Polge seemed destined to be a perfumer, but resisted at first. His father, Jacques, was Chanel’s in-house perfumer for 37 years before the younger Polge took up the role, and created some of Chanel’s most beloved fragrances, among them Coco, Coco Mademoiselle, Allure, and Chance. Olivier Polge had his own tremendous successes before joining the brand, creating widely known and commercially successful fragrances including Viktor & Rolf Flowerbomb, and Dior Homme.
Many perfumers, when asked, will recount a story of coming to realise their unique skill and relationship with smell. Olivier Polge is not one of them. “I was born into it, so it was just a part of growing up. As often happens, as a teenager, I wanted to do anything else.”
It was when he interned at his father’s office the summer before going to university that he began to appreciate the craft, and realised that working in fragrance was a deeply challenging amalgamation of chemistry and art, rather than a weighty legacy to resist.
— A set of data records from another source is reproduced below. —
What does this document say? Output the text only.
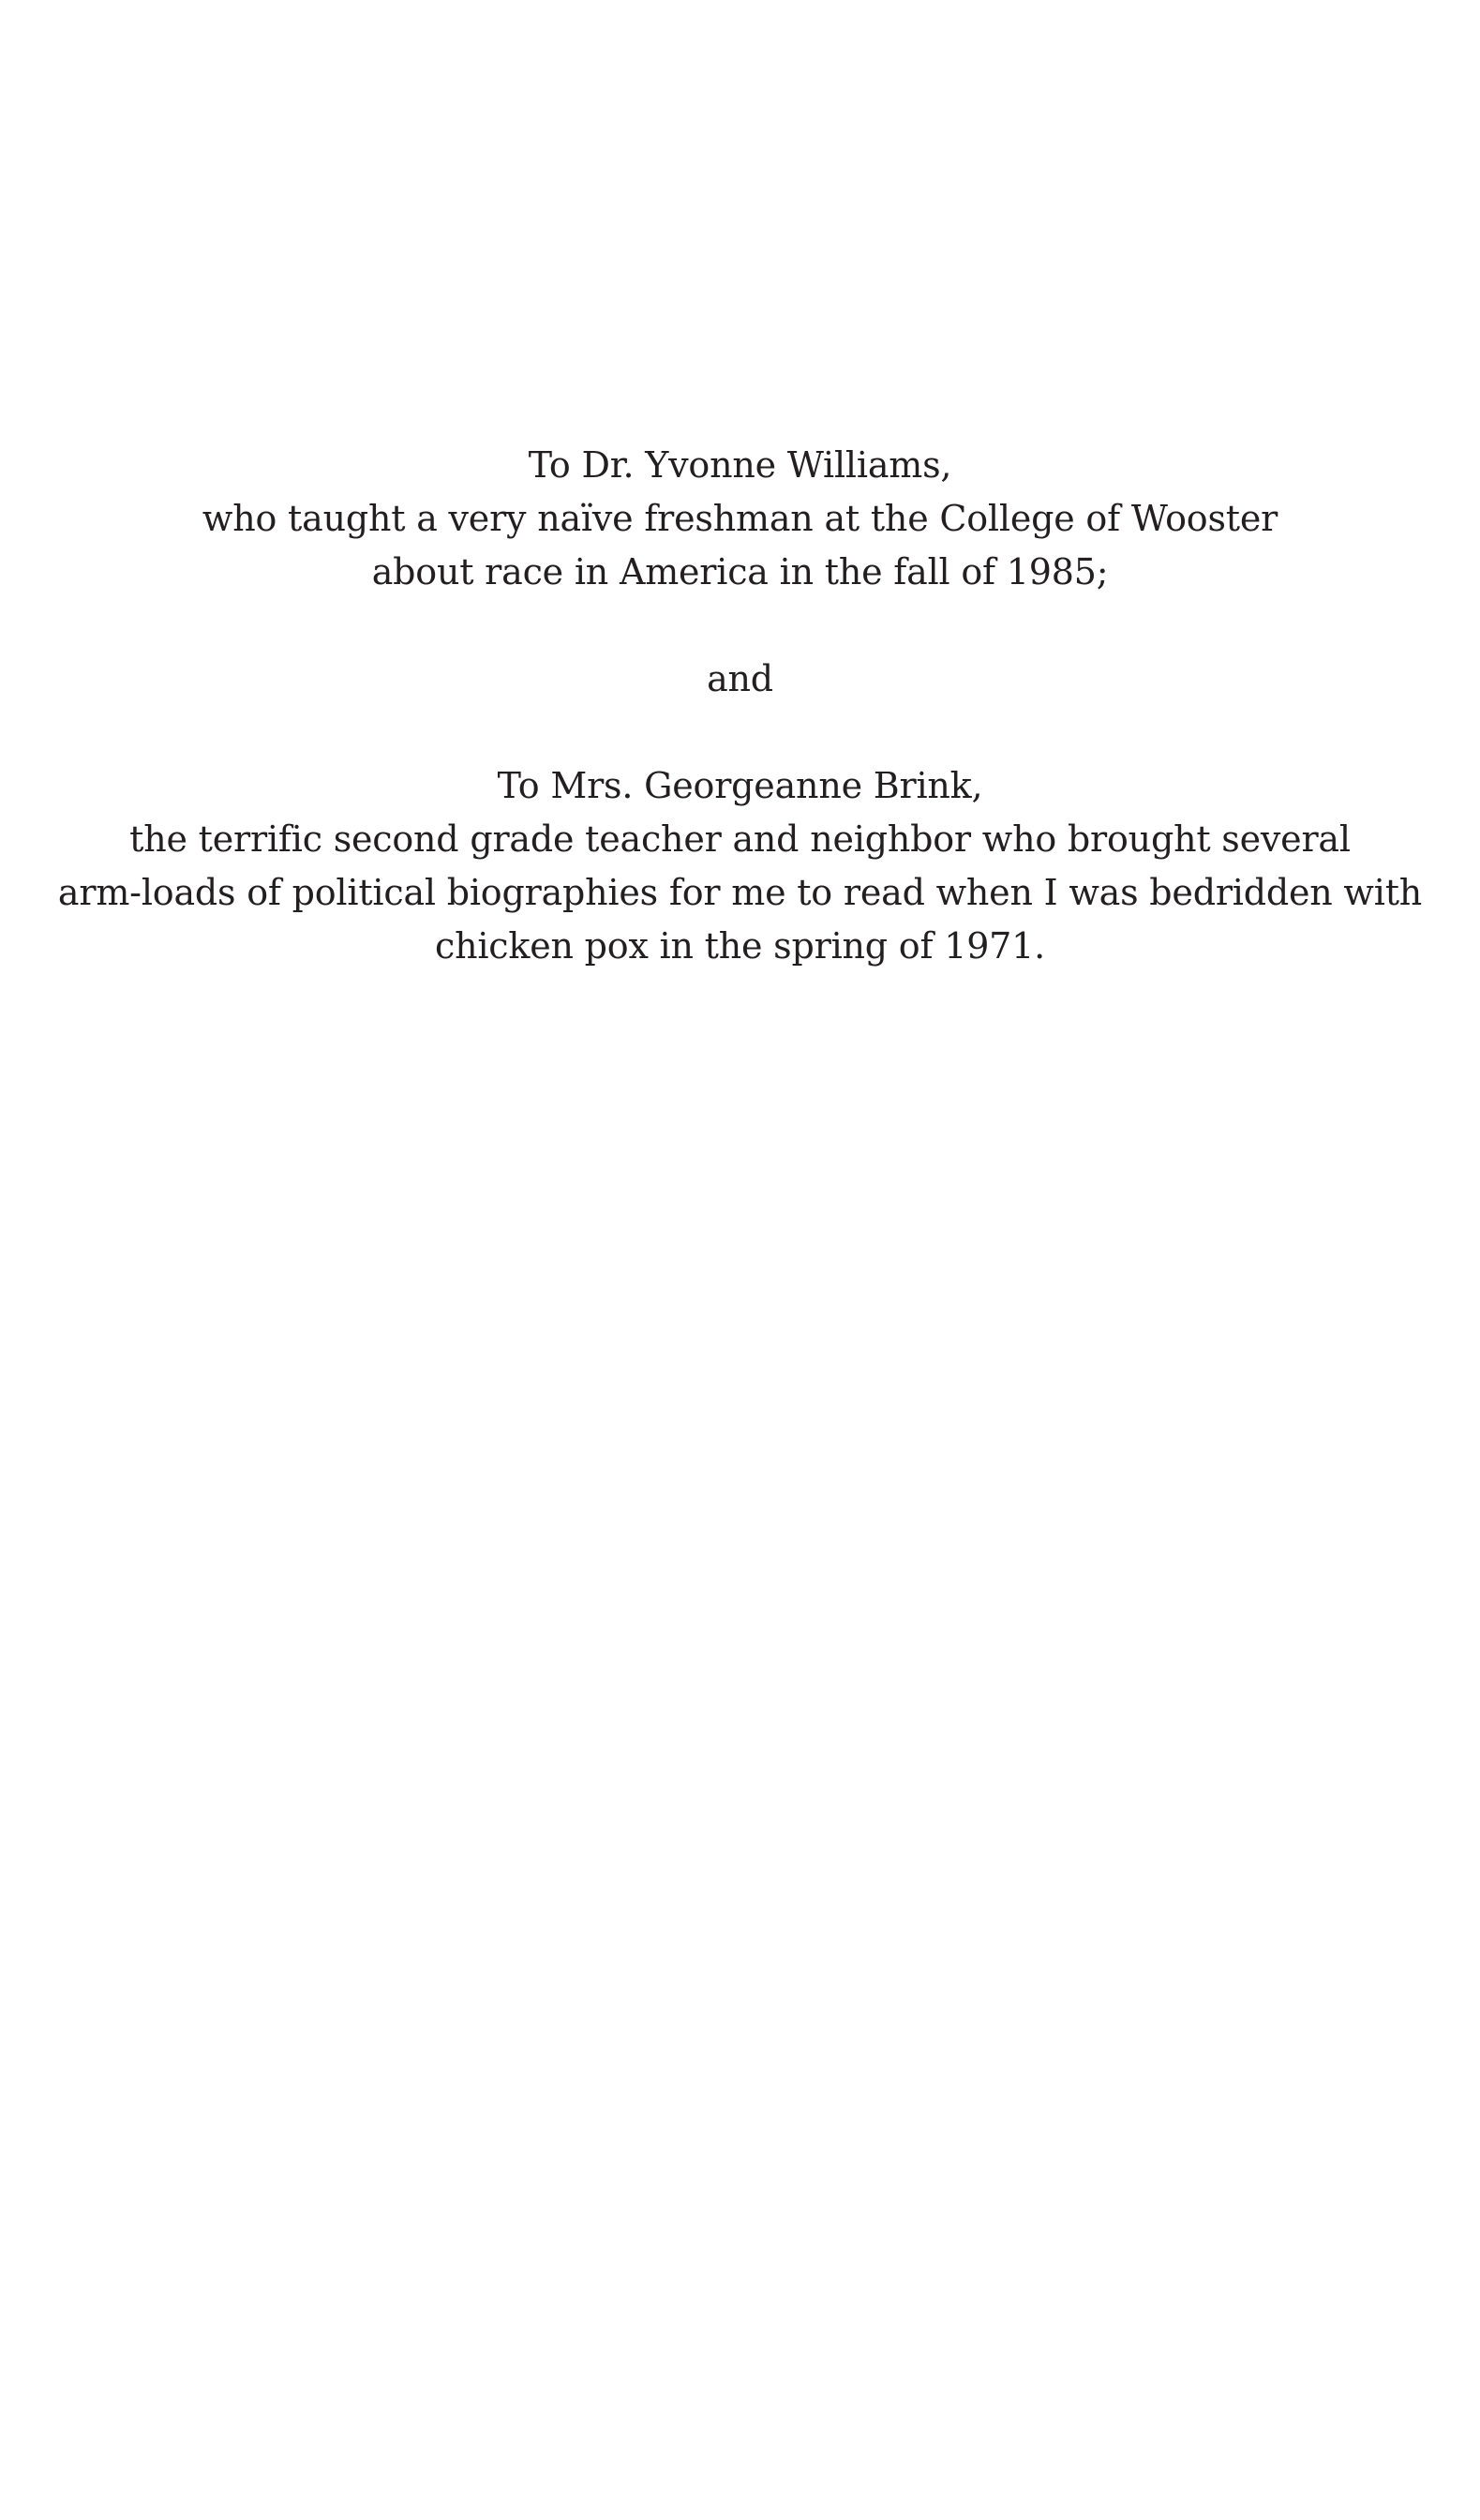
To Dr. Yvonne Williams,
who taught a very naïve freshman at the College of Wooster
about race in America in the fall of 1985;

and

To Mrs. Georgeanne Brink,
the terrific second grade teacher and neighbor who brought several
arm-loads of political biographies for me to read when I was bedridden with
chicken pox in the spring of 1971.
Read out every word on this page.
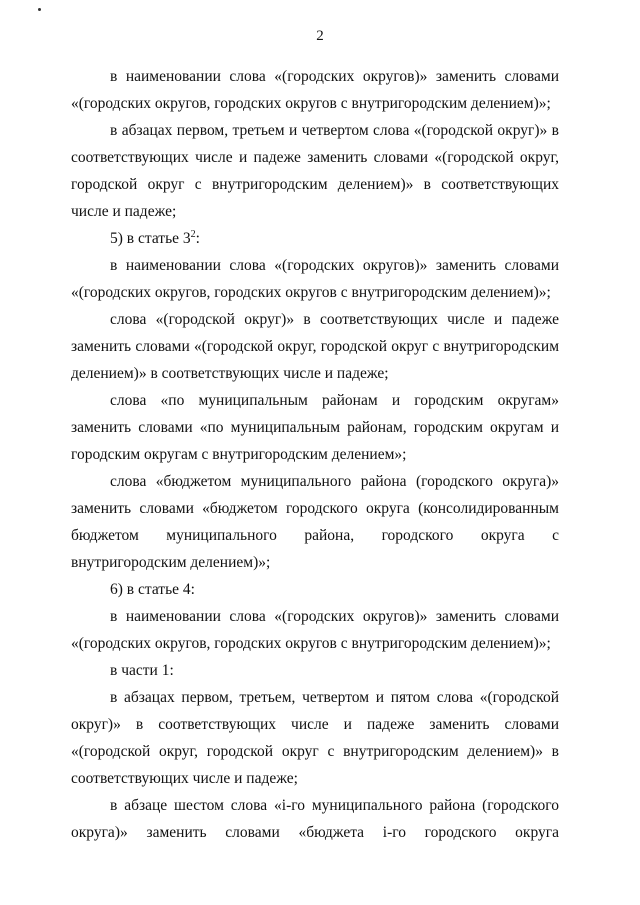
2

в наименовании слова «(городских округов)» заменить словами «(городских округов, городских округов с внутригородским делением)»;

в абзацах первом, третьем и четвертом слова «(городской округ)» в соответствующих числе и падеже заменить словами «(городской округ, городской округ с внутригородским делением)» в соответствующих числе и падеже;

5) в статье $3^2$:

в наименовании слова «(городских округов)» заменить словами «(городских округов, городских округов с внутригородским делением)»;

слова «(городской округ)» в соответствующих числе и падеже заменить словами «(городской округ, городской округ с внутригородским делением)» в соответствующих числе и падеже;

слова «по муниципальным районам и городским округам» заменить словами «по муниципальным районам, городским округам и городским округам с внутригородским делением»;

слова «бюджетом муниципального района (городского округа)» заменить словами «бюджетом городского округа (консолидированным бюджетом муниципального района, городского округа с внутригородским делением)»;

6) в статье 4:

в наименовании слова «(городских округов)» заменить словами «(городских округов, городских округов с внутригородским делением)»;

в части 1:

в абзацах первом, третьем, четвертом и пятом слова «(городской округ)» в соответствующих числе и падеже заменить словами «(городской округ, городской округ с внутригородским делением)» в соответствующих числе и падеже;

в абзаце шестом слова «i-го муниципального района (городского округа)» заменить словами «бюджета i-го городского округа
It is this sense of pragmatism that sets Polge apart from the rest of the industry. Chanel gives Polge complete freedom to create what he wants, meaning that each fragrance is, for him, the product of genuine artistic freedom. He is immune to the influence of marketing forces within the brand, insulated entirely from brand managers, and given whatever time he needs to bring his ideas to fruition. This is extremely rare in the industry. Despite the freedom, Polge is also a pragmatist, and relishes the challenge of creating a fragrance within practical limitations. “There are only so many fields. We need the weather and the soil to be perfect. Next year, if I want to make another fragrance, I cannot use the tuberose from here [the Mul farm]. If I want to use jasmine, I have to source it somewhere else, because all the jasmine here is destined for No 5.”
Tuberose
Tuberose would have been lost to the region had the last grower, on retiring, not offered up his remaining bulbs to Joseph Mul. Tuberose does not normally grow in the south of France, but in India and Mexico, and those sturdy, waxy white flowers have a sharply green, twiggy scent. The Grasse tuberose is quite different, sharing the freshness of the Indian flower but having a much softer and more powdery top note which blooms gently and intensely from each hardy little flower.
The Mul farm, we are told, is home to the largest tuberose field in Europe. The process of growing and harvesting is laborious. Each November and December, the bulbs are removed from the soil to protect them from the cold, cleaned off, separated into smaller pieces and dried. In April, they are reacclimatised to ambient temperature and replanted in rows of six, but won’t flower for a year or two. When they finally flower, they are harvested in the cool of the early morning by hand, and placed in burlap bags before being sent for weighing and extraction of their unique fragrance.
Polge’s new creation for Chanel, Gabrielle, is a feminine symphony of white flowers – classic jasmine, earthy, powdery tuberose, fresh fleur d’orange and the ebullience of ylang ylang. It entirely escapes the tendency of white flower fragrances to be a bit much, managing to maintain a delicate balance of sophistication and effervescence. It smells for all that, like a warm afternoon on the Mul farm. I suggest as much to Polge, who smiles. “I love the idea of creating impressions with fragrance. It is something you cannot grasp, that you cannot see, but it creates a kind of intelligent feeling. I don’t have control of a person’s emotional experience when they try a fragrance, but there is a certain mind-opening immateriality to fragrance that we can all share.”